As they discussed the racism they have faced in their lives – even in the White House – Michelle Obama told People magazine “even as the first lady – during that wonderfully publicized trip I took to Target, not highly disguised, the only person who came up to me in the store was a woman who asked me to help her take something off a shelf. Because she didn't see me as the first lady, she saw me as someone who could help her. Those kinds of things happen in life. So it isn't anything new.”
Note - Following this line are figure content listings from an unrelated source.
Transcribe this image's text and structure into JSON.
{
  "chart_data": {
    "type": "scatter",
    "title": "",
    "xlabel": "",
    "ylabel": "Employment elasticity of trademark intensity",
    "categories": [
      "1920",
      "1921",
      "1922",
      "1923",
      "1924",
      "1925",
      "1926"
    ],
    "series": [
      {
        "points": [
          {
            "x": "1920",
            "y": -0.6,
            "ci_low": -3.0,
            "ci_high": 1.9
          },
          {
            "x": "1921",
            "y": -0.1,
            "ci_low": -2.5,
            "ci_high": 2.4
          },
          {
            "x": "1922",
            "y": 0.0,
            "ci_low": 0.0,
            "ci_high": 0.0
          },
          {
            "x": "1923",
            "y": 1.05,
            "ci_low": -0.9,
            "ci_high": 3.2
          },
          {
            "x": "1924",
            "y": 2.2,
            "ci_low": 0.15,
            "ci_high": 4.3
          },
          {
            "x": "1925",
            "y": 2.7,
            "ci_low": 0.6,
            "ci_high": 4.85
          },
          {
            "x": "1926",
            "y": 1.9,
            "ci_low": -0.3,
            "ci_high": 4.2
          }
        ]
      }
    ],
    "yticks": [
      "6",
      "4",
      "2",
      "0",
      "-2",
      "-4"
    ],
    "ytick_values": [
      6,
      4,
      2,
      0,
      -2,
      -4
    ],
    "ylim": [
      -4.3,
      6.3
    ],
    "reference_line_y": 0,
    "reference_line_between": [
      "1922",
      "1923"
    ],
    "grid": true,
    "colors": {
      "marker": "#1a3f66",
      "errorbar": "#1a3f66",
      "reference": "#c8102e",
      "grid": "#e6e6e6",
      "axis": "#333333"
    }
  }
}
Was it a racial slight, or a moment of delight? Well, Ben Shapiro at his blog Truth Revolt revisited Mrs. Obama’s March 2012 interview on the David Letterman show on CBS. After Letterman held up a photograph of her Target visit, she told the same story....as an "I felt so good" story of how she wasn’t spotted in public:
MICHELLE OBAMA: I thought I was undercover. I have to tell you something about this trip though. No one knew that was me because a woman actually walked up to me, right? I was in the detergent aisle, and she said — I kid you not — she said, "Excuse me, I just have to ask you something," and I thought, "Oh, cover’s blown." She said, "Can you reach on that shelf and hand me the detergent?" I kid you not…And the only thing she said — I reached up, ’cause she was short, and I reached up, pulled it down — she said, "Well, you didn’t have to make it look so easy." That was my interaction. I felt so good. ... She had no idea who I was. I thought, as soon as she walked up — I was with my assistant, and I said, ‘This is it, it’s over. We’re going to have to leave.’ She just needed the detergent.
The Truth Revolt post has video from CNN and a link to Politico. It's not hard for any media outlet to expose a serious discrepancy. How does People magazine explain its failure to vet this story? Or do they spend no time evaluating the answers from their favorite liberal celebrities?